Il y a 6 ans, cela ressemblait au combat du pot de terre contre le pot de fer, David contre Goliath ! En effet, lorsqu’en janvier 2014, a émergé dans un rapport à la Ministre de la Santé, l’idée d’un logo graduel à 5 couleurs destiné à être apposé sur la face avant des emballages pour informer les consommateurs sur la qualité nutritionnelle des aliments, ce fut immédiatement une levée de bouclier unanime des puissants opérateurs économiques. Pourtant avec son format coloriel (du vert au rouge) couplé à des lettres (de A à E) et son dossier scientifique extrêmement solide, le Nutri-Score se présentait comme un outil simple et compréhensible par tous répondant à la demande des associations de consommateurs pour une information nutritionnelle plus claire. Pendant 4 ans, tout a été fait, ou presque, par des puissants lobbys afin d’empêcher que cette mesure de santé publique ne soit mise en place. Mais les différents acteurs de la société concernés se sont mobilisés pour convaincre et démontrer l’intérêt de cet outil: les scientifiques, les professionnels de santé, les consommateurs à l’origine d’actions citoyennes, de pétitions et de multiples expressions dans les médias… Cette forte mobilisation a permis de renforcer la volonté politique du ministère de la santé aboutissant à la signature le 31 octobre 2017 d’un arrêté interministériel officialisant l’adoption du Nutri-Score. A cette occasion, trois industriels (Fleury Michon, Danone et Mc Cain) et trois distributeurs (Intermarché, Auchan et Leclerc) ont été les premières entreprises à adhérer au Nutri-Score. Sous la pression sociétale, d’autres entreprises finiront par suivre : 33 en février 2018, 116 en juin 2019 et aujourd’hui plus de 300 grandes, petites et moyennes entreprises se sont engagées.

Mais depuis 2016, la bataille est sortie de l’hexagone et les lobbys opposés au Nutri-Score se sont mobilisés, cette fois, au niveau de l’Europe.

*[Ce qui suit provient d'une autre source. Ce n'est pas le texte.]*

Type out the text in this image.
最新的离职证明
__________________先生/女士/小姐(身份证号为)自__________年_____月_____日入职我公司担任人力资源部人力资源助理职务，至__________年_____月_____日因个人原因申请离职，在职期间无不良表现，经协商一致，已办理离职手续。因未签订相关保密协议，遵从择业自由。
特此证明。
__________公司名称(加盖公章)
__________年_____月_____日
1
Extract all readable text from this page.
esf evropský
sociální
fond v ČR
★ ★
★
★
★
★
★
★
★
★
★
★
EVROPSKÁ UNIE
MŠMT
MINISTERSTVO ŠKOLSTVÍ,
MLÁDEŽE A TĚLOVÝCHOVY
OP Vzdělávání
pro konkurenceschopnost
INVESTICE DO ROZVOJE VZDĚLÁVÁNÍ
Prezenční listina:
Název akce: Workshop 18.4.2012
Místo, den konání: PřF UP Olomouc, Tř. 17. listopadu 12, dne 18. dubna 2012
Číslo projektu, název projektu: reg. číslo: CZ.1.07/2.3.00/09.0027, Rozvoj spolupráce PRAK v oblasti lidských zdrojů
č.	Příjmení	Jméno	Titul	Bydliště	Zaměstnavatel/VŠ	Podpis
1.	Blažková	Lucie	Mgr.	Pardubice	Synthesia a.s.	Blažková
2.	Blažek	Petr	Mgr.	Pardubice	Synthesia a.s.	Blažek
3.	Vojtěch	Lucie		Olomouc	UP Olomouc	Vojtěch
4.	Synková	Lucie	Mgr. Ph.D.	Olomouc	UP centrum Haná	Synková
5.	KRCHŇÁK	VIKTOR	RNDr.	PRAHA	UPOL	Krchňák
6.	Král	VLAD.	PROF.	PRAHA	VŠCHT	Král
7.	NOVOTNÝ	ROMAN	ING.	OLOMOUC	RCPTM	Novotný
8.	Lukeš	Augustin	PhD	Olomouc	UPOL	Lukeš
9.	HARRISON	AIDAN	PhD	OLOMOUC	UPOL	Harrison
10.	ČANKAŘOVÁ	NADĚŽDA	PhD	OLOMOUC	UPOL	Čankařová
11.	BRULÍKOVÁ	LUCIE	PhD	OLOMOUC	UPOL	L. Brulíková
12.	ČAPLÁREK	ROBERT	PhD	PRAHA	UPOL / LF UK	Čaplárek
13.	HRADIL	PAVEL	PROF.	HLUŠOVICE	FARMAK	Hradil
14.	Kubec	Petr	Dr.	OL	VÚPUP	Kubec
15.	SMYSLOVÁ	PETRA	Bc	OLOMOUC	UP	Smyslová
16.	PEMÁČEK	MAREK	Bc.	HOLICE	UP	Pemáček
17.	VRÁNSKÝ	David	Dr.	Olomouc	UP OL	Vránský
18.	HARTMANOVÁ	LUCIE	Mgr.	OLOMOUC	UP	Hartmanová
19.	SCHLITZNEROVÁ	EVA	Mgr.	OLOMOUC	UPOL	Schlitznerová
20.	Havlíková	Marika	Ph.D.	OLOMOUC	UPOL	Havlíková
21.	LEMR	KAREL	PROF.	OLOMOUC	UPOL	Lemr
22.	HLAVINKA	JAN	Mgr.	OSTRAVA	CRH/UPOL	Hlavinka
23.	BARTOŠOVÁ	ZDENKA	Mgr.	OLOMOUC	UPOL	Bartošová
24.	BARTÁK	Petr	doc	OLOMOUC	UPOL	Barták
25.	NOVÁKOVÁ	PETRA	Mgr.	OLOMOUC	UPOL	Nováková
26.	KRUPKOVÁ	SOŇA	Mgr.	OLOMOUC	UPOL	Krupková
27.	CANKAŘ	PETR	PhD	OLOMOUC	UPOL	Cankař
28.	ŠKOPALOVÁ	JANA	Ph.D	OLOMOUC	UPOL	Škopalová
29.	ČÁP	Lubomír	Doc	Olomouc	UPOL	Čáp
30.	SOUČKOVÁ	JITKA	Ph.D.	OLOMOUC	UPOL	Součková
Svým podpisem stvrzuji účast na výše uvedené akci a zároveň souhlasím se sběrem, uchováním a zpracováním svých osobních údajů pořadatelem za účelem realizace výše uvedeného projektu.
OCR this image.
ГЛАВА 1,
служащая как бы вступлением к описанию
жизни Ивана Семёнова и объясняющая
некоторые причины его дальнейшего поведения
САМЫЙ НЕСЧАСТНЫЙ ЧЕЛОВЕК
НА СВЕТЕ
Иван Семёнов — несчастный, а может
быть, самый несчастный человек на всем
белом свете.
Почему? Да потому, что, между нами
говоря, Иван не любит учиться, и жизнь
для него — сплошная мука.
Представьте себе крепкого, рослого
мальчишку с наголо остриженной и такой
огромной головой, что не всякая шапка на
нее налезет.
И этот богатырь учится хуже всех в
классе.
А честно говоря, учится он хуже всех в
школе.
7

Six grosses multinationales alimentaires (Coca-Cola, PepsiCo, Nestlé, Mars, Unilever, Mondelez), se sont associées en mars 2017 (dans ce qui a été surnommé le Big6) pour proposer leur alternative commune au Nutri-Score, le logo « Evolved Nutrition Label », qui, sans grande surprise, avantageait leurs produits et visait à marginaliser le Nutri-Score et empêcher qu’il ne se déploie. Mais, là encore, en Europe, la demande sociétale s’est clairement exprimée avec, entre autres, l’implication du Bureau Européen des Associations de Consommateurs (BEUC) et des ONGs comme Food Watch qui ont soutenu le Nutri-Score et dénoncé les tentatives de déstabilisation. Confronté aux résultats des travaux scientifiques et au refus des consommateurs, le Big6 a fini, en novembre 2018, par faire marche arrière. Mais malgré la suspension de leur logo, aucune des entreprises du Big6 ni aucune des autres grandes entreprises (Kellogg’s, Ferrero, Kraft,…) n’ont annoncé leur adhésion au Nutri-Score…
Mais la pression sociétale a continué à s’exercer de façon constante, relayée par les médias installant la question du Nutri-Score dans le débat public. Cette forte mobilisation a fini par être payante aboutissant à faire plier certains des grands groupes qui dans le Big 6 ou en dehors s’étaient opposés fortement au Nutri-Score. Cela a d’abord été le cas de Nestlé (en novembre 2019) puis de Kellogg’s (en janvier 2020) et tout récemment Pepsico (en février 2020). Toutes ces sociétés ont mis en avant dans leur communication publique le fait qu’il n’était plus possible de ne pas prendre en compte la demande des consommateurs qui plébiscitent et exigent l’adoption du Nutri-Score. On ne peut que se réjouir que ces très grosses multinationales aient fini par accepter de jouer le jeu de la transparence nutritionnelle et adhérer au Nutri-Score. C’est une bonne nouvelle compte-tenu du nombre de marques qu’elles représentent et le type de produits qu’ils commercialisent qui ne sont pas toujours les mieux placés sur l’échelle du Nutri-Score. Le fait que Nestlé affiche le Nutri-Score sur tous ses produits dont des glaces, des confiseries, des barres chocolatées, du chocolat ou des crèmes dessert, et que Pepsico enregistre ses marques Benenuts  (produits apéritifs) ou Lays (chips), qui afficheront sur de nombreux produits des Nutri-Score D et E, démontre que la demande des consommateurs, quand elle est fortement exprimée, amène les entreprises à jouer le jeu de la transparence, même sur des produits pour lesquels, pendant longtemps, ils n’ont pas souhaité alerter le consommateur sur leur composition nutritionnelle.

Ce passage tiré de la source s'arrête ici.